IBM is launching a free multiplayer online game that challenges teenagers to help save the planet “Helios” from ecological disaster.
The game is part of IBM’s TryScience initiative and will be launched at Engineer’s Week 2008 opening on February 16 in Washington, D.C.
The game, which can be played alone or together with othr gamers, features a planet in near ecological ruin where three exciting missions for solar, wind and water power must be solved before sandstorms, floods or SmogGobs thwart the rescue.
As co-chair of this year’s Engineer’s Week, an annual effort to promote engineering careers to students across the world, IBM devised the 3D virtual game to engage kids and educators in engineering, energy, and diversity awareness.

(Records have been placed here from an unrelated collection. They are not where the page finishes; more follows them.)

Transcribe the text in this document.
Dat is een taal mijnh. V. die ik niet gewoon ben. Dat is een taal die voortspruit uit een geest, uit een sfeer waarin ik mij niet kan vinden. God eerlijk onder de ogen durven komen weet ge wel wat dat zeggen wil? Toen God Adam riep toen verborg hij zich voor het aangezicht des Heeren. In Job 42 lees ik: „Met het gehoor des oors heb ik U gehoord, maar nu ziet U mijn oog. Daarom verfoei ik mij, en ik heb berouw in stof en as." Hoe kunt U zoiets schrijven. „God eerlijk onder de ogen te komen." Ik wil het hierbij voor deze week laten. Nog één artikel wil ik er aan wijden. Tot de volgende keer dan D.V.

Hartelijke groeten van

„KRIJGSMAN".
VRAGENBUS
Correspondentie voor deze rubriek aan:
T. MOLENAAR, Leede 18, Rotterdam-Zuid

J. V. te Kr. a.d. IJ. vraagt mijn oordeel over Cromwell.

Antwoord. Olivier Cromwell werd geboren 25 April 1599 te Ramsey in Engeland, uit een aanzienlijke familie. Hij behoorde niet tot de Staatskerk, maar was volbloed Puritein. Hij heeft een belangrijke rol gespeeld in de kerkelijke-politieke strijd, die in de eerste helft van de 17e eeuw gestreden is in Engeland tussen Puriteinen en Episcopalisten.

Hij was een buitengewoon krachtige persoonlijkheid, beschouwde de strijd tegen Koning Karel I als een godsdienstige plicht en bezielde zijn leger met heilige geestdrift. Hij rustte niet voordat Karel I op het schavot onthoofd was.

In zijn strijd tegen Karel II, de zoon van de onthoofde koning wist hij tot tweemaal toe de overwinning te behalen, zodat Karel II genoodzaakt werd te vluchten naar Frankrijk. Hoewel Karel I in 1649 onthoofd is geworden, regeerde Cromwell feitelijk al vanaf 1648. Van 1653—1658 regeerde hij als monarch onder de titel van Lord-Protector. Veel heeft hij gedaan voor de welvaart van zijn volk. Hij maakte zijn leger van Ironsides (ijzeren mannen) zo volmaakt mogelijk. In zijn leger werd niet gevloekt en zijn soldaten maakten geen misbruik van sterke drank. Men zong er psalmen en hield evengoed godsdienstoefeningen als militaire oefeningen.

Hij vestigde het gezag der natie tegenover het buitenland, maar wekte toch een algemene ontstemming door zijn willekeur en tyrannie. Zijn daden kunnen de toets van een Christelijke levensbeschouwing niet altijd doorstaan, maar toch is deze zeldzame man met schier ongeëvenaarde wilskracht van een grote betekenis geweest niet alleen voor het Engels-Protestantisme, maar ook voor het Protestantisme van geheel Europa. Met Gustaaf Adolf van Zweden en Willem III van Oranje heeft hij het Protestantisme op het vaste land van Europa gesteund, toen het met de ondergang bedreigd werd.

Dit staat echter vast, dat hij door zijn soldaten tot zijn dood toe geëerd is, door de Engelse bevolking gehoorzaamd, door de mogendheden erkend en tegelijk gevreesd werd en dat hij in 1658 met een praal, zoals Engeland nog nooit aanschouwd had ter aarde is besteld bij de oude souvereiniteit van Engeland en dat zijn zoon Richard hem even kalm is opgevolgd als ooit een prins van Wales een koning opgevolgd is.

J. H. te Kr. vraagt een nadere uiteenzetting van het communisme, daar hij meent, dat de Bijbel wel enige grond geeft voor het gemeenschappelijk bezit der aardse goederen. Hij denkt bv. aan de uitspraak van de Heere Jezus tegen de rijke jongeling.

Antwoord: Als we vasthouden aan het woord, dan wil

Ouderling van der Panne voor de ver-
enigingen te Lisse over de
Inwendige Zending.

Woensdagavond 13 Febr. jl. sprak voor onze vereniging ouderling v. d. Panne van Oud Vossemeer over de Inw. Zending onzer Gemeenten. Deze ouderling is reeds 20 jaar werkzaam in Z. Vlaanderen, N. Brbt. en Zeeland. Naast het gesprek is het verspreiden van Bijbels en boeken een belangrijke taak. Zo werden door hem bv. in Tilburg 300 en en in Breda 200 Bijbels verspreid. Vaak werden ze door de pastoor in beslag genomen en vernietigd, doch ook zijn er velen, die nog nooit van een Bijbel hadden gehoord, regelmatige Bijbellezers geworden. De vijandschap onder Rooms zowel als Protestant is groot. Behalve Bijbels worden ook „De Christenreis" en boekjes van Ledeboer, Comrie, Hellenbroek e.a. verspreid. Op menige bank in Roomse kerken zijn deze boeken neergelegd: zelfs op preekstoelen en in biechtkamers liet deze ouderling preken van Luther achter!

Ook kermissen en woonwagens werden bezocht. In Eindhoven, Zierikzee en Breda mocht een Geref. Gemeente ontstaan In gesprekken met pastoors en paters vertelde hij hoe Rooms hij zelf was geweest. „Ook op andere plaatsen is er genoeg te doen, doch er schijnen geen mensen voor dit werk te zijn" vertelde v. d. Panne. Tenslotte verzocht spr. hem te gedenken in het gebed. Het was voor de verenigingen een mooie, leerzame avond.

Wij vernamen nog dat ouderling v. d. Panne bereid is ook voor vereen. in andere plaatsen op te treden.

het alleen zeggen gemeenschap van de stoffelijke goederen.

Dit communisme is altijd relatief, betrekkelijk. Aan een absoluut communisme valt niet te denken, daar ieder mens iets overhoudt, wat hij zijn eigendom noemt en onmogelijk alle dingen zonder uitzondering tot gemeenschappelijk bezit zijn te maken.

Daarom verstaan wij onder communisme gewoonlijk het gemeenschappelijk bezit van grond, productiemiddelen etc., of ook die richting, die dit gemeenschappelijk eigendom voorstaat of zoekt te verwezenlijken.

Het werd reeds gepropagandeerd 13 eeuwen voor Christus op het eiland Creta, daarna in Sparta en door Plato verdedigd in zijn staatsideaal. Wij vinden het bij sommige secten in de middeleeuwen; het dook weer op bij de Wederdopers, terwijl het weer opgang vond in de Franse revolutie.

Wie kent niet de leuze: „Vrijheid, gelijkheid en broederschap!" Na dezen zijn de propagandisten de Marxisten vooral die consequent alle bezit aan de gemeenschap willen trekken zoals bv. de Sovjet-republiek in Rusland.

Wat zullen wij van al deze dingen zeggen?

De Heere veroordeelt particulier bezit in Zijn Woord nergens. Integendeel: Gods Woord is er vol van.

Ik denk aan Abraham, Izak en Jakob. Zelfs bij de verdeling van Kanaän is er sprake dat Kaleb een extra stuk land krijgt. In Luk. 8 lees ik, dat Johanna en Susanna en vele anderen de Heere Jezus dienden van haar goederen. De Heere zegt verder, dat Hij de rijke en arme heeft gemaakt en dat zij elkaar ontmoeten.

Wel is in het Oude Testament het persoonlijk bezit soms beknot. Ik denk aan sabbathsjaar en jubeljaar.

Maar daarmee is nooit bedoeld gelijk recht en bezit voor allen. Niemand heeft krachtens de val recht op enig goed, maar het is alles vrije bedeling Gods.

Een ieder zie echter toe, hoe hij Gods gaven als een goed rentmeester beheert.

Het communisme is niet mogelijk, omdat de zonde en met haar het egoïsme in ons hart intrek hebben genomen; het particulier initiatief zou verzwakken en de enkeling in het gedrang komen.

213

Online video gaming is on the rise, with kids spending greater amounts of time online in fantasy play. PowerUp aims to use kids’ interest in fantasy virtual worlds to encourage them to learn about engineering principles by riding over rugged mountains in buggies to build solar towers or searching through grim junk yards to repair wind turbines.

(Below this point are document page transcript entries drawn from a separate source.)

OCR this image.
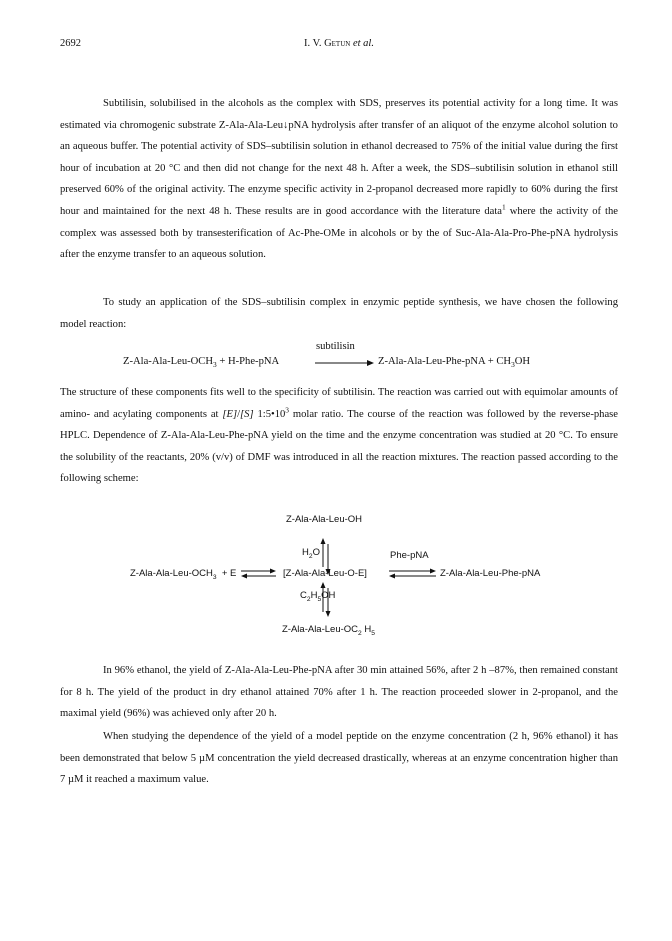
2692	I. V. Getun et al.

Subtilisin, solubilised in the alcohols as the complex with SDS, preserves its potential activity for a long time. It was estimated via chromogenic substrate Z-Ala-Ala-Leu↓pNA hydrolysis after transfer of an aliquot of the enzyme alcohol solution to an aqueous buffer. The potential activity of SDS–subtilisin solution in ethanol decreased to 75% of the initial value during the first hour of incubation at 20 °C and then did not change for the next 48 h. After a week, the SDS–subtilisin solution in ethanol still preserved 60% of the original activity. The enzyme specific activity in 2-propanol decreased more rapidly to 60% during the first hour and maintained for the next 48 h. These results are in good accordance with the literature data$^1$ where the activity of the complex was assessed both by transesterification of Ac-Phe-OMe in alcohols or by the of Suc-Ala-Ala-Pro-Phe-pNA hydrolysis after the enzyme transfer to an aqueous solution.

To study an application of the SDS–subtilisin complex in enzymic peptide synthesis, we have chosen the following model reaction:

$Z-Ala-Ala-Leu-OCH_3 + H-Phe-pNA$
subtilisin
$Z-Ala-Ala-Leu-Phe-pNA + CH_3OH$

The structure of these components fits well to the specificity of subtilisin. The reaction was carried out with equimolar amounts of amino- and acylating components at [E]/[S] $1:5•10^3$ molar ratio. The course of the reaction was followed by the reverse-phase HPLC. Dependence of Z-Ala-Ala-Leu-Phe-pNA yield on the time and the enzyme concentration was studied at 20 °C. To ensure the solubility of the reactants, 20% (v/v) of DMF was introduced in all the reaction mixtures. The reaction passed according to the following scheme:

Z-Ala-Ala-Leu-OH
$H_2O$	Phe-pNA
$Z-Ala-Ala-Leu-OCH_3 + E$	[Z-Ala-Ala-Leu-O-E]	Z-Ala-Ala-Leu-Phe-pNA
$C_2H_5OH$
$Z-Ala-Ala-Leu-OC_2$ $H_5$

In 96% ethanol, the yield of Z-Ala-Ala-Leu-Phe-pNA after 30 min attained 56%, after 2 h –87%, then remained constant for 8 h. The yield of the product in dry ethanol attained 70% after 1 h. The reaction proceeded slower in 2-propanol, and the maximal yield (96%) was achieved only after 20 h.

When studying the dependence of the yield of a model peptide on the enzyme concentration (2 h, 96% ethanol) it has been demonstrated that below 5 µM concentration the yield decreased drastically, whereas at an enzyme concentration higher than 7 µM it reached a maximum value.
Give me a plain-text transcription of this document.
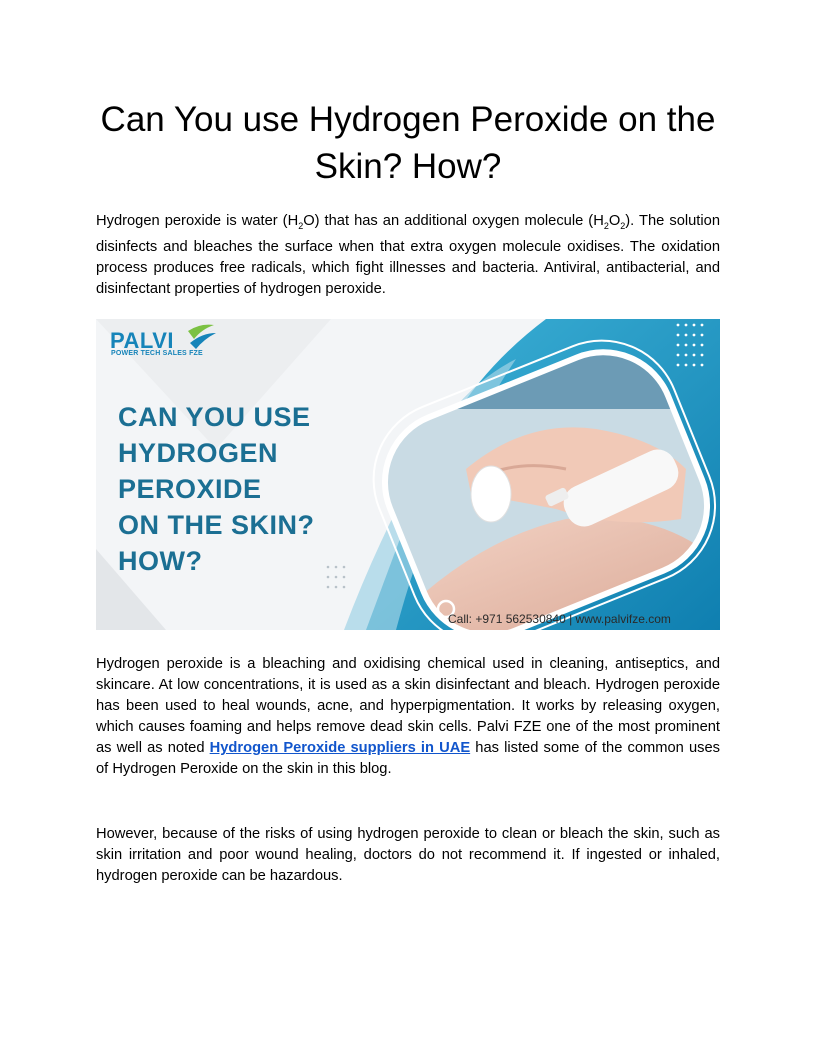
Can You use Hydrogen Peroxide on the Skin? How?

Hydrogen peroxide is water $(H_2O)$ that has an additional oxygen molecule $(H_2O_2)$. The solution disinfects and bleaches the surface when that extra oxygen molecule oxidises. The oxidation process produces free radicals, which fight illnesses and bacteria. Antiviral, antibacterial, and disinfectant properties of hydrogen peroxide.

PALVI
POWER TECH SALES FZE
CAN YOU USE
HYDROGEN
PEROXIDE
ON THE SKIN?
HOW?
Call: +971 562530840 | www.palvifze.com

Hydrogen peroxide is a bleaching and oxidising chemical used in cleaning, antiseptics, and skincare. At low concentrations, it is used as a skin disinfectant and bleach. Hydrogen peroxide has been used to heal wounds, acne, and hyperpigmentation. It works by releasing oxygen, which causes foaming and helps remove dead skin cells. Palvi FZE one of the most prominent as well as noted Hydrogen Peroxide suppliers in UAE has listed some of the common uses of Hydrogen Peroxide on the skin in this blog.

However, because of the risks of using hydrogen peroxide to clean or bleach the skin, such as skin irritation and poor wound healing, doctors do not recommend it. If ingested or inhaled, hydrogen peroxide can be hazardous.
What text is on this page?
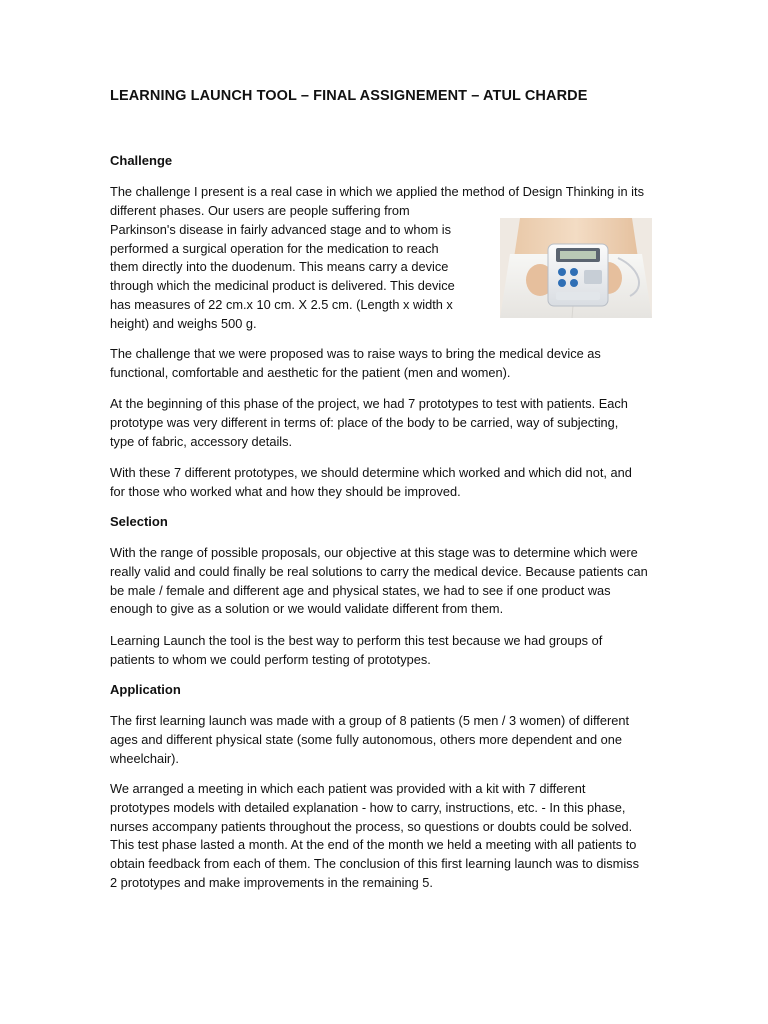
LEARNING LAUNCH TOOL – FINAL ASSIGNEMENT – ATUL CHARDE
Challenge
The challenge I present is a real case in which we applied the method of Design Thinking in its
different phases. Our users are people suffering from
Parkinson's disease in fairly advanced stage and to whom is
performed a surgical operation for the medication to reach
them directly into the duodenum. This means carry a device
through which the medicinal product is delivered. This device
has measures of 22 cm.x 10 cm. X 2.5 cm. (Length x width x
height) and weighs 500 g.
The challenge that we were proposed was to raise ways to bring the medical device as
functional, comfortable and aesthetic for the patient (men and women).
At the beginning of this phase of the project, we had 7 prototypes to test with patients. Each
prototype was very different in terms of: place of the body to be carried, way of subjecting,
type of fabric, accessory details.
With these 7 different prototypes, we should determine which worked and which did not, and
for those who worked what and how they should be improved.
Selection
With the range of possible proposals, our objective at this stage was to determine which were
really valid and could finally be real solutions to carry the medical device. Because patients can
be male / female and different age and physical states, we had to see if one product was
enough to give as a solution or we would validate different from them.
Learning Launch the tool is the best way to perform this test because we had groups of
patients to whom we could perform testing of prototypes.
Application
The first learning launch was made with a group of 8 patients (5 men / 3 women) of different
ages and different physical state (some fully autonomous, others more dependent and one
wheelchair).
We arranged a meeting in which each patient was provided with a kit with 7 different
prototypes models with detailed explanation - how to carry, instructions, etc. - In this phase,
nurses accompany patients throughout the process, so questions or doubts could be solved.
This test phase lasted a month. At the end of the month we held a meeting with all patients to
obtain feedback from each of them. The conclusion of this first learning launch was to dismiss
2 prototypes and make improvements in the remaining 5.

They will also learn about energy conservation by the choices they make in completing their missions. The game also features non-player characters that represent a diverse cross section of the population, to be role models to encourage every young person to consider a career in engineering and they act as guides for the game.
“Learning through games and simulation is the way to engage tech-savy students today,” said Michael Mino, Director, Center for 21st Century Skills @ EDUCATION CONNECTION. “If we have any hope of saving the “real world from real problems,” we must embrace teaching students through computer games and virtual simulations.”
IBM innovators applied their knowledge in 3D and virtual worlds to develop the game in about 16 months. Nearly 200 teens in the Connecticut Innovation Academy served as advisors to IBM researchers during the game development. The TryScience team from the New York Hall of Science worked with The Tech Museum in San Jose, California and the Bakken Museum in Minneapolis, Minnesota on the activities and game content.